Acaba elmanın gerçek fiyatı neydi? Üç olabilirdi. İki ise manavcı niye bana üçe verdi? Bunu öğrenebileceğimi öğrenince de bir daha o manava adım atmayacağımı hatta başkalarıyla bu durumu paylaşıp müşteri kaybına sebep olabileceğimi aklıma getirmemiş miydi? Yoksa, elmanın hakiki fiyatı üçtü de, Zeliha'nın yaşı ve çekiciliği için indirim mi yapmıştı böyle yaptıysa buna resmen...
Öfkelenmemek, sinirlememek elde değil.
Hani derler ya nereden baksan iki ucu....... değnek.
Kafamda olasılıklar yaratıp sabaha kadar uykusuz kalmaktansa gidip gerçeklerle yüzleşmenin daha uygun olduğu kantatıyla hemen odama geçtim. Dışarı kıyafetlerimi giydim. Saçımı başımı düzelttim. Salona geçtim.. Zeliha'nın odasınından müzik sesi geliyordu. Kapısını tıklatıp:
— Ben biraz dışarıya çıkıyorum, yarım saate kadar gelirim, dedim.
Mesajımın alındını göstermek için:
— Okey, sesi geldi içerden.
Kapıyı açıp, “ Başlayacağım şimdi senin okeyinden mokeyinden , “tamam”ın, “oldu”nun içine kurt mu düştü” diyecektim ergenlik çağında olduğunu anımsayıp sustum.
Dış kapının önüne geldiğimde kapı çaldı. Gelen Fatma idi. Ara sıra zile basmaya üşenir kapıyı anahtarı ile açardı. Gene öyle yapmıştı.
Zeliha'da benim gittiğimi düşünerek çıkmıştı odasından.
— Hoş geldin, dedim Fatma'ya.
— Bir yere mi gidiyordun yeni mi geldin canım, dedi karşılık olarak.
Zeliha, sözlerimizi sürdürmemize olanak bırakmadı:
— Hoş geldin anneciğim. Manav, kocanı kazıklamışta, onun hesabını sormaya gidiyor muhtemelen.
Fatma bir şey anlamadı tabi, damdan düşercesine söylenen bu sözlerden. Zeliha da anladı bunun böyle olduğunu. Kendine has söz , minik ve jestleriyle bir çırpıda anlattı olanları.
Fatma, kolumdan tuttu:
— Haydi, içeri, dedi.
İtiraz ettim. Rahatsızlığımı dile getirdim. Fiş, Zeliha'nın avucunun içindeydi. Az evvel annesine göstermişti.
— Avucundaki fişi ver bakayım, dedim. Ne oldu da bir elmanın fiyatı üç liradan iki liraya düştü.
Zeliha,
— Baba niye anlamak istiyorsun dedi. Elmanın fiyatı zaten iki liraydı. Herif senin alnına baktı ve de...
- Yani senin anlında enayi yazıyordu demeye mi getiriyorsun?
Zeliha,
- Ben bir şey demedim, dedi.
Fatma, bir eli ile beni, öteki eli ile de Zeliha'yı içeri doğru itti. Büyük bir olasılıkla mevzuyu değiştirmek için:
- Hade içeri, dedi. Bakın size ne anlatacağım.
- Ama, diye itiraz edecek oldum.
Sesini birazcık yükselterek:
- Akşam akşam başını belaya mı sokacaksın,? dedi. Şimdi sen bir şey dersin o bir şey der, sen bir şey dersin o bir şey der, birinizden biri daha da terslenir...
Zeliha'da birden ciddileşti, mantıklı bir cümle sarf ederek annesine arka çıktı:
- Annem haklı baba, dedi.
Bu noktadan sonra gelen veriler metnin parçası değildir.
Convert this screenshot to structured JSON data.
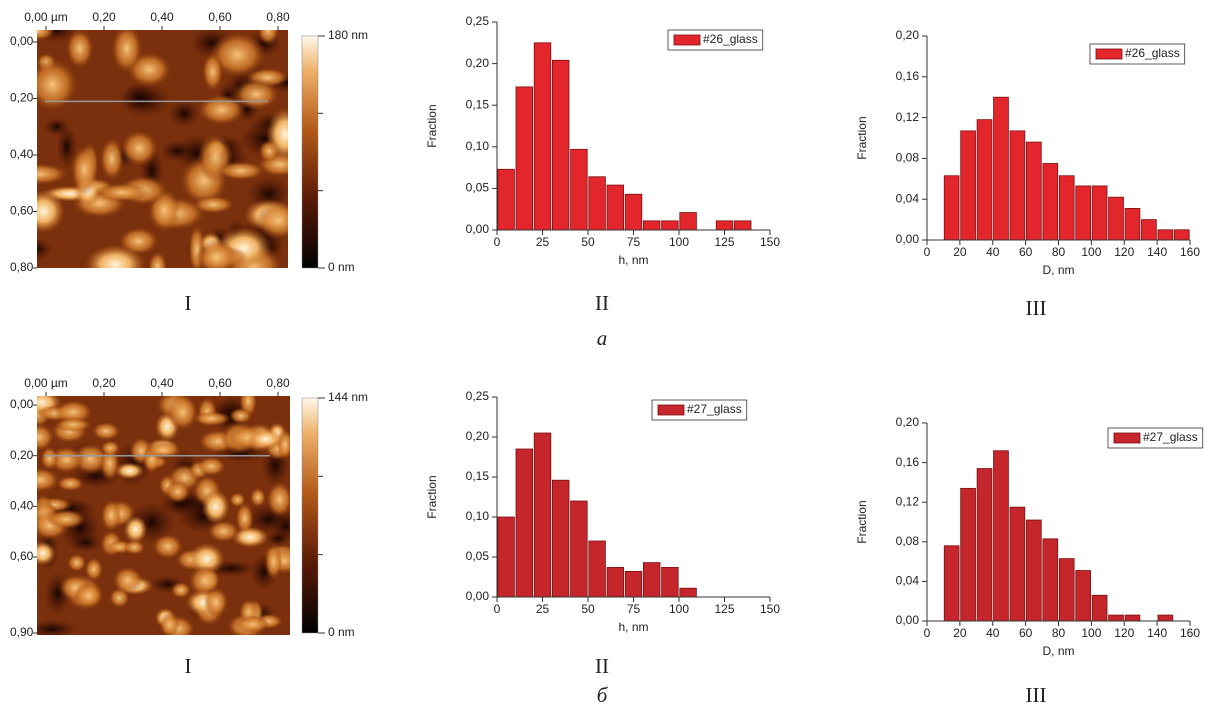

Kişiye göre fiyat söyleyen birinden her şey beklenir.
- Ama...
— Aması maması yok bunun, dedi Fatma. Kız haklı.
Zeliha da:
— Yani, dedi.
Gayriihtiyarî sinirlendim.
— Yutalım mı bunu, dedim.
— Birkaç gün sonra uğrar münasip bir dille yapılan davranışın pek de etik olmadığını anlatırsın. Ortam soğuduğu için de sorun çıkmaz.
— Böyle şeyler sıcağı sıcağına olur.
Zeliha, atıldı:
— Oylayalım. Sen kazanırsan git ağzına geleni söyle adama, annem kazanırsa gitme.
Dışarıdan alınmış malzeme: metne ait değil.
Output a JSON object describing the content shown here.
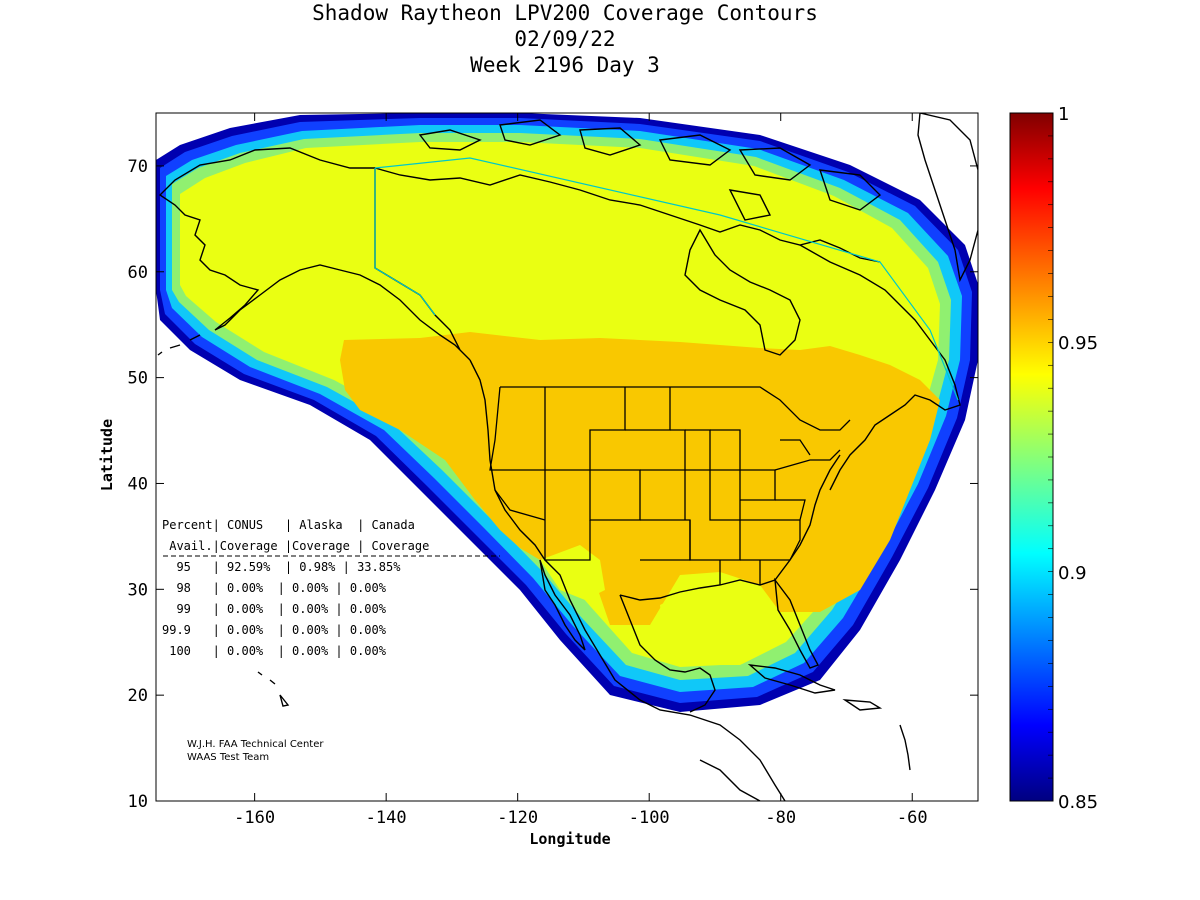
{
  "title": {
    "line1": "Shadow Raytheon LPV200 Coverage Contours",
    "line2": "02/09/22",
    "line3": "Week 2196 Day 3"
  },
  "axes": {
    "xlabel": "Longitude",
    "ylabel": "Latitude",
    "xlim": [
      -175,
      -50
    ],
    "ylim": [
      10,
      75
    ],
    "xticks": [
      "-160",
      "-140",
      "-120",
      "-100",
      "-80",
      "-60"
    ],
    "yticks": [
      "10",
      "20",
      "30",
      "40",
      "50",
      "60",
      "70"
    ]
  },
  "colorbar": {
    "range": [
      0.85,
      1
    ],
    "labels": [
      "1",
      "0.95",
      "0.9",
      "0.85"
    ],
    "colormap": "jet"
  },
  "coverage_table": {
    "header1": "Percent| CONUS   | Alaska  | Canada",
    "header2": " Avail.|Coverage |Coverage | Coverage",
    "rows": [
      "  95   | 92.59%  | 0.98% | 33.85%",
      "  98   | 0.00%  | 0.00% | 0.00%",
      "  99   | 0.00%  | 0.00% | 0.00%",
      "99.9   | 0.00%  | 0.00% | 0.00%",
      " 100   | 0.00%  | 0.00% | 0.00%"
    ]
  },
  "credit": {
    "line1": "W.J.H. FAA Technical Center",
    "line2": "WAAS Test Team"
  },
  "colors": {
    "high_95": "#f9c800",
    "yellow": "#eaff12",
    "green": "#90f570",
    "cyan": "#18d8f0",
    "blue": "#0a5cf0",
    "navy": "#0000b0",
    "coast": "#000000"
  }
}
Kendimi tutamadım. Güldüm. Zeliha da şekerliği ile beni güldürdüğü için güldü.
Fatma’nın itelemesi ile salona girdik.
Onu takip eden günlerde işe ya arabamla gittim ya da yürüyerek. Geçen gün de otobüsle geldim işten. Gelirken de manava uğramayı planladım, manavcıya söyleyeceğim sözleri de tek tek saptadım.
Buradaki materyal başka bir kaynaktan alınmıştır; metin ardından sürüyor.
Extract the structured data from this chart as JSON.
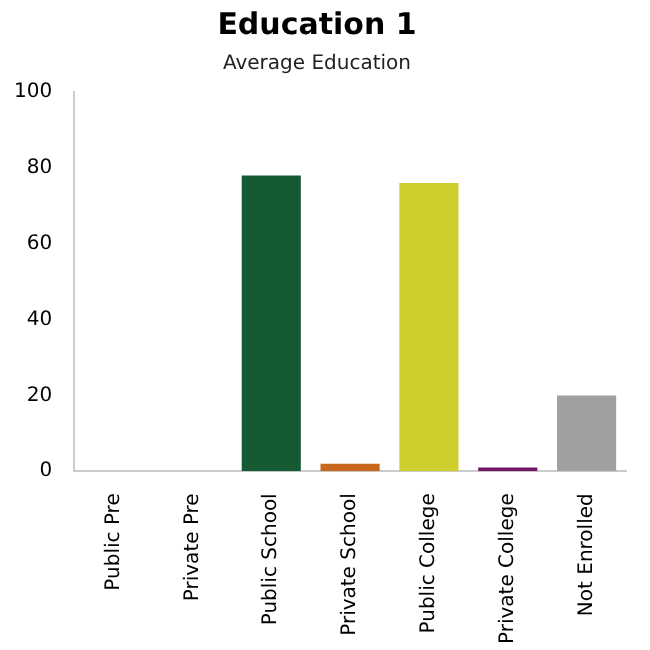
{
  "chart_data": {
    "type": "bar",
    "title": "Education 1",
    "subtitle": "Average Education",
    "categories": [
      "Public Pre",
      "Private Pre",
      "Public School",
      "Private School",
      "Public College",
      "Private College",
      "Not Enrolled"
    ],
    "values": [
      0,
      0,
      78,
      2,
      76,
      1,
      20
    ],
    "colors": [
      "#1fa9c6",
      "#7a1010",
      "#155a32",
      "#c8661e",
      "#cdcd2e",
      "#701a66",
      "#a0a0a0"
    ],
    "ylim": [
      0,
      100
    ],
    "yticks": [
      0,
      20,
      40,
      60,
      80,
      100
    ],
    "grid": false,
    "legend": false
  }
}
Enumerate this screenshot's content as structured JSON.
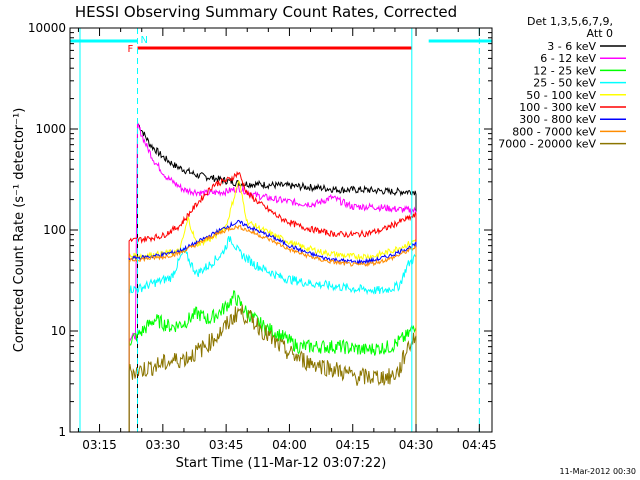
{
  "chart_data": {
    "type": "line",
    "title": "HESSI Observing Summary Count Rates, Corrected",
    "xlabel": "Start Time (11-Mar-12 03:07:22)",
    "ylabel": "Corrected Count Rate (s⁻¹ detector⁻¹)",
    "y_scale": "log",
    "ylim": [
      1,
      10000
    ],
    "y_ticks": [
      1,
      10,
      100,
      1000,
      10000
    ],
    "y_tick_labels": [
      "1",
      "10",
      "100",
      "1000",
      "10000"
    ],
    "x_range_min": [
      8,
      108
    ],
    "x_ticks_min": [
      15,
      30,
      45,
      60,
      75,
      90,
      105
    ],
    "x_tick_labels": [
      "03:15",
      "03:30",
      "03:45",
      "04:00",
      "04:15",
      "04:30",
      "04:45"
    ],
    "legend_header": [
      "Det 1,3,5,6,7,9,",
      "Att 0"
    ],
    "footer_date": "11-Mar-2012 00:30",
    "legend_position": "right",
    "series": [
      {
        "name": "3 - 6 keV",
        "color": "#000000",
        "x": [
          23,
          24,
          27,
          30,
          33,
          38,
          43,
          48,
          55,
          62,
          68,
          72,
          78,
          84,
          90
        ],
        "y": [
          null,
          1150,
          700,
          530,
          430,
          350,
          320,
          290,
          280,
          270,
          260,
          250,
          250,
          240,
          240
        ]
      },
      {
        "name": "6 - 12 keV",
        "color": "#ff00ff",
        "x": [
          22,
          23.5,
          24,
          26,
          28,
          31,
          35,
          40,
          45,
          48,
          52,
          57,
          62,
          66,
          70,
          75,
          80,
          86,
          90
        ],
        "y": [
          8.5,
          9,
          1100,
          700,
          480,
          330,
          250,
          230,
          240,
          260,
          220,
          200,
          185,
          180,
          210,
          170,
          170,
          160,
          155
        ]
      },
      {
        "name": "12 - 25 keV",
        "color": "#00ff00",
        "x": [
          22,
          24,
          28,
          32,
          35,
          38,
          41,
          44,
          47,
          50,
          54,
          58,
          62,
          66,
          72,
          78,
          84,
          88,
          90
        ],
        "y": [
          8,
          9,
          13,
          11,
          12,
          15,
          13,
          16,
          22,
          15,
          11,
          9,
          7,
          7,
          7,
          6.5,
          7,
          9,
          12
        ]
      },
      {
        "name": "25 - 50 keV",
        "color": "#00ffff",
        "x": [
          22,
          24,
          28,
          32,
          35,
          38,
          41,
          44,
          46,
          48,
          52,
          58,
          64,
          70,
          76,
          82,
          86,
          88,
          90
        ],
        "y": [
          26,
          26,
          30,
          34,
          62,
          37,
          45,
          58,
          85,
          60,
          45,
          34,
          30,
          28,
          26,
          25,
          28,
          45,
          55
        ]
      },
      {
        "name": "50 - 100 keV",
        "color": "#ffff00",
        "x": [
          22,
          26,
          30,
          34,
          36,
          38,
          42,
          45,
          48,
          50,
          56,
          62,
          68,
          74,
          80,
          84,
          88,
          90
        ],
        "y": [
          55,
          56,
          58,
          62,
          130,
          72,
          84,
          110,
          310,
          120,
          90,
          70,
          60,
          55,
          55,
          62,
          72,
          80
        ]
      },
      {
        "name": "100 - 300 keV",
        "color": "#ff0000",
        "x": [
          22,
          26,
          30,
          34,
          38,
          42,
          46,
          48,
          50,
          54,
          58,
          62,
          66,
          70,
          74,
          78,
          82,
          86,
          90
        ],
        "y": [
          78,
          82,
          88,
          110,
          180,
          280,
          320,
          370,
          230,
          170,
          130,
          110,
          100,
          92,
          90,
          92,
          100,
          120,
          140
        ]
      },
      {
        "name": "300 - 800 keV",
        "color": "#0000ff",
        "x": [
          22,
          26,
          30,
          34,
          38,
          42,
          46,
          48,
          52,
          56,
          60,
          64,
          68,
          72,
          76,
          80,
          84,
          88,
          90
        ],
        "y": [
          52,
          54,
          57,
          62,
          75,
          92,
          112,
          120,
          100,
          85,
          70,
          60,
          53,
          50,
          48,
          50,
          56,
          66,
          72
        ]
      },
      {
        "name": "800 - 7000 keV",
        "color": "#ff8c00",
        "x": [
          22,
          26,
          30,
          34,
          38,
          42,
          46,
          48,
          52,
          56,
          60,
          64,
          68,
          72,
          76,
          80,
          84,
          88,
          90
        ],
        "y": [
          50,
          52,
          54,
          59,
          72,
          88,
          104,
          108,
          92,
          78,
          64,
          56,
          50,
          47,
          45,
          47,
          52,
          62,
          68
        ]
      },
      {
        "name": "7000 - 20000 keV",
        "color": "#8b7500",
        "x": [
          22,
          24,
          28,
          32,
          36,
          40,
          44,
          48,
          52,
          56,
          60,
          64,
          68,
          72,
          76,
          80,
          84,
          86,
          88,
          90
        ],
        "y": [
          4,
          4,
          4.5,
          5,
          5.5,
          7,
          10,
          16,
          12,
          8,
          6,
          5,
          4.5,
          4,
          3.5,
          3.5,
          3.5,
          4,
          7,
          9
        ]
      }
    ],
    "annotations": [
      {
        "label": "F",
        "color": "#ff0000"
      },
      {
        "label": "N",
        "color": "#00ffff"
      }
    ],
    "night_bars": [
      [
        8,
        24
      ],
      [
        93,
        108
      ]
    ],
    "flare_bar": [
      24,
      89
    ],
    "saa_lines": [
      24,
      89,
      105
    ]
  }
}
Otobüsten inince manavı göremedim. Sağıma soluma bakındım yanlış durakta mi indim diye. Ama hayır, bu kadar da şey değildim ya. Karşıya geçince durumu anladım. Manav kapanmıştı. Camında da bir ilan. Zatlık dükan. ( “zadlık dükan “yazısı oradan alıntı olduğu için yanlış yazılmıştır.)